|The sidewalks were surrounded by perfectly round azalea clumps and long cast shadows made by tall trees. I was drawn to these sprawling pink and white scrubby ones in the shade instead. "Shady Azaleas," 8x10, plein air.|
We learn lots of rules throughout our formative years. We learn not to bite the other kids on the playground; to close the refrigerator door; and on which side of the road to drive. We also learn common decency. My mama would've said, "Learn to mind your manners." These are things like it's nice to hold the door when someone is coming through behind you; it isn't polite to talk with your mouth full; and to say 'please,' and 'thank you.' It stands to reason then, that as beginning artists the first things we want to learn are the rules for making a good painting. But later, even after we have a good understanding of these rules, we feel we have to remind ourselves of them in every painting we do.

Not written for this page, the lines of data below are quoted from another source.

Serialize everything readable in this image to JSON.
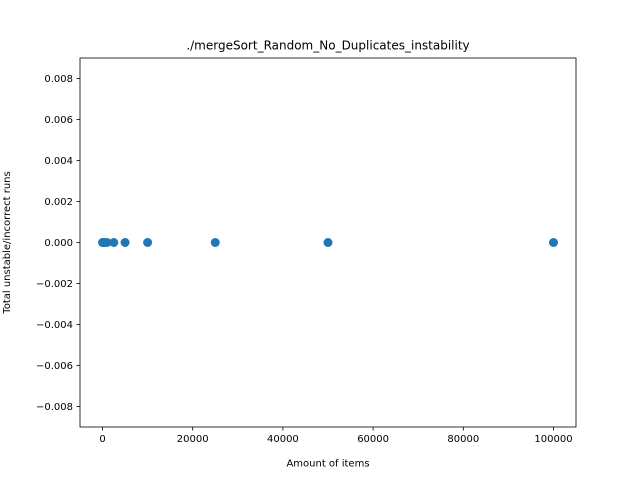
{
  "chart_data": {
    "type": "scatter",
    "title": "./mergeSort_Random_No_Duplicates_instability",
    "xlabel": "Amount of items",
    "ylabel": "Total unstable/incorrect runs",
    "x": [
      10,
      100,
      500,
      1000,
      2500,
      5000,
      10000,
      25000,
      50000,
      100000
    ],
    "y": [
      0,
      0,
      0,
      0,
      0,
      0,
      0,
      0,
      0,
      0
    ],
    "xlim": [
      -4990,
      104990
    ],
    "ylim": [
      -0.009,
      0.009
    ],
    "xticks": [
      0,
      20000,
      40000,
      60000,
      80000,
      100000
    ],
    "yticks": [
      -0.008,
      -0.006,
      -0.004,
      -0.002,
      0.0,
      0.002,
      0.004,
      0.006,
      0.008
    ],
    "xtick_labels": [
      "0",
      "20000",
      "40000",
      "60000",
      "80000",
      "100000"
    ],
    "ytick_labels": [
      "−0.008",
      "−0.006",
      "−0.004",
      "−0.002",
      "0.000",
      "0.002",
      "0.004",
      "0.006",
      "0.008"
    ],
    "grid": false,
    "marker_color": "#1f77b4"
  }
}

A friend whose work I am totally ga-ga for said recently, "The only rules you need to know, are the ones that you don't have to remember." That is so true. Perhaps we need to consider moving beyond "the rules," and practice plain 'ol "common decency."
I believe that sometimes knowing all these rules can inhibit our growth and creativity. I remember a time when every painting I made had a focal point in that sweet 2/3 spot (modified golden mean); my landscape planes followed the same set of value rules we all learn (sun, ground, slants, uprights from lightest to darkest in that order); there was a nice curving "s" shape in the foreground; my distant hills were painted violet and everything in the foreground was warmer by comparison. My husband calls it my, "tree on left" phase. So, what did I do??? I switched to still life. And, you guessed it, every still life I set up and painted all looked the same too.
Exploring the rules many times over, and understanding the value in knowing them in the first place, now leads me to challenge them as much as possible. The more I look at paintings that I find truly amazing, the fewer rules I see. These are the works of artists such as T. Allen Lawson, Quang Ho, and others who are blazing the trail for the rest of us "rebels" to follow. It is as if these artists just have the common decency to do what is right. They have outgrown the elementary stage of their careers and moved on to the enjoyment part of it. I don't know about you, but I am ready for that! After all, I have pretty good manners for the most part. And honestly, when was the last time you actually had to remind yourself not to bite your friends?